The company has now publicly admitted to this breach saying that it was because of “misconfiguration of an internal customer support database” used for tracking support cases that included logs of conversations between Microsoft support agents and customers from all over the world.
These records had logs of conversations between Microsoft support agents and customers from all over the world from the past 14 years (from 2005 to 2019). On December 29, 2019, Comparitech security research team found that the data was left accessible to anyone with a web browser, with no password or other authentication needs.
Diachenko explained that most of the personally identifiable information “emails, contact numbers, and payment information” was redacted. However, many records contained plain text data, including, but not limited to, customer email addresses, IP addresses, locations, Microsoft support agent emails, case numbers, resolutions, and remarks and internal notes marked as “confidential”.

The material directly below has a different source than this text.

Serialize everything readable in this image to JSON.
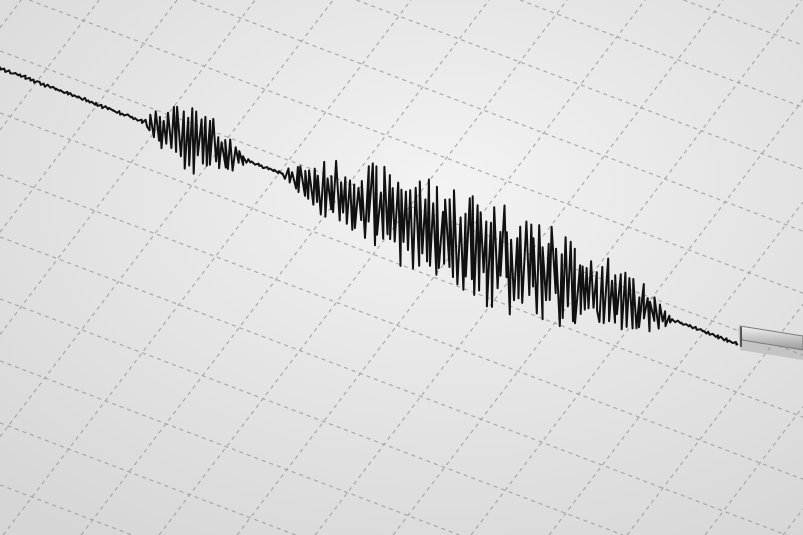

On the same day, Diachenko notified Microsoft upon discovering the exposed data. Over the next two days, Microsoft secured the servers and data. Post this, Diachenko and Microsoft continued the investigation and remediation process.
On January 21, 2020, Microsoft disclosed additional details about the exposure as a result of the investigation. Ann Johnson, corporate vice president, Cybersecurity Solutions Group at Microsoft said that the investigation found no malicious use. “Although most customers did not have personally identifiable information exposed, we want to be transparent about this incident with all customers and reassure them that we are taking it very seriously and hold ourselves accountable,” he added in the statement.
Microsoft’s investigation determined that a change made to the database’s network security group on December 5, 2019, contained misconfigured security rules that enabled exposure of the data.
According to the company, its engineers remediated the configuration on December 31, 2019, to restrict the database and prevent unauthorised access. “This issue was specific to an internal database used for support case analytics and does not represent an exposure of our commercial cloud services,” the company added.
This security breach is the latest in the book of troubles for Microsoft. The company is already facing ire for Internet Explorer zero-day vulnerability which it hasn’t issued a patch for, despite it being actively exploited. Further, the US government recently issued a critical Windows 10 update alert concerning the “extraordinarily serious” curveball crypto vulnerability.